1980年から、1990年代に於いては、矯正技術に、大きな変化は見られませんでした。しかしながら、大きな、二つの改善がありました。ボンディングの素材が、改善され、大臼歯にも、針金を使わず、ボンディングが出来る様になりました。伸縮性のあるニッケルチタニウムが、最高とも言えるべき、伸縮性を持つ様になりました。これらの、最高の伸縮性のある、ワイアーが、より長い期間、歯を動かせ、とても弱い力で駆使できるようになったのです。
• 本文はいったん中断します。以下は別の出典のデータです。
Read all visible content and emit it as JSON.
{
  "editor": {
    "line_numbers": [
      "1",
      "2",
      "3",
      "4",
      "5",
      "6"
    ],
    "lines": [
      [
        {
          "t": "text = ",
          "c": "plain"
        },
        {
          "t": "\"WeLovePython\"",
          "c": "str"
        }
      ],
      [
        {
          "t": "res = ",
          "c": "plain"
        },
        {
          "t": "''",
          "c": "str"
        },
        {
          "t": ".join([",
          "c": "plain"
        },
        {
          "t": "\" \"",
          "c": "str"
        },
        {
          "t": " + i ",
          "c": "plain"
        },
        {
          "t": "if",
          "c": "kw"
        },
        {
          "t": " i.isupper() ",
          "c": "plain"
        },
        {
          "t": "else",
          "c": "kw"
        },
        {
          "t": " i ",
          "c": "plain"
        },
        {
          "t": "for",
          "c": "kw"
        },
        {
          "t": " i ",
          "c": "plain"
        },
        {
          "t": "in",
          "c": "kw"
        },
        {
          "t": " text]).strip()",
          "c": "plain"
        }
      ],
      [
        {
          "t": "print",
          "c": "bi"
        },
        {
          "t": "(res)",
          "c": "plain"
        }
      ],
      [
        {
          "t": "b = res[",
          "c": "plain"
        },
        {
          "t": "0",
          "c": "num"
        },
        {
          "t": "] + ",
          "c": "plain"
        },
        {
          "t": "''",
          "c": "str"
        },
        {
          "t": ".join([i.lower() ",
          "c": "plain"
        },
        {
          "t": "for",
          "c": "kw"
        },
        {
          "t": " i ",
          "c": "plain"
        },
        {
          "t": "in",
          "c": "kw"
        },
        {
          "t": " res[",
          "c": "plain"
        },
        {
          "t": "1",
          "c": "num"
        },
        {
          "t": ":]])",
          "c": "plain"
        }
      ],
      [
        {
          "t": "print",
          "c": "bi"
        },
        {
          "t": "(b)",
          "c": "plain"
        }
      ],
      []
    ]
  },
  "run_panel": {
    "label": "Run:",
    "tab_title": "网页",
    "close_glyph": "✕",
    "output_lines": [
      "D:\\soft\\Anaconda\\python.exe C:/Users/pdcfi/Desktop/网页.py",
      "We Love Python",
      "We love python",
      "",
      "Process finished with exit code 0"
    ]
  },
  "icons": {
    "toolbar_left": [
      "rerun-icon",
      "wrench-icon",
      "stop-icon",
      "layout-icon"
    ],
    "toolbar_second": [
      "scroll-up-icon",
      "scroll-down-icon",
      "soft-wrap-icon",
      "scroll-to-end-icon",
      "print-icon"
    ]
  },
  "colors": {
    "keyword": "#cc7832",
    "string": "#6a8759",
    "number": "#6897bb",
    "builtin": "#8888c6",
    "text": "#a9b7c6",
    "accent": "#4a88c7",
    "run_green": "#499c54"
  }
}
2000年のはじめから、矯正技術に於いて、激動の変化をしています。大きく前進したのです。全く新しいタイプのブランケットの導入にはじまります。これらのブラケット( デイモンブラケット) が、力をかけず
抵抗が、少なくてすむものです。最高の伸縮性のあるニッケルチタニウムのワイアーを新しいブランケットと、現代のボンディング素材を、同時に使用することで、より一層、早く、より少ない痛みで、歯を動かすことができるようになりました。かつては、抜歯が必要な事が、多かったのですが、今では、抜歯なしで済むことも可能になりました。ハリウッドスマイルとも言えるべき素晴らしい笑顔が、手に入れる事ができます。興味ぶかい、これらのブランケットの形は、半分が、メタルで、半分が、コンポジット素材です。メタルブランケットよりよりよくみえます。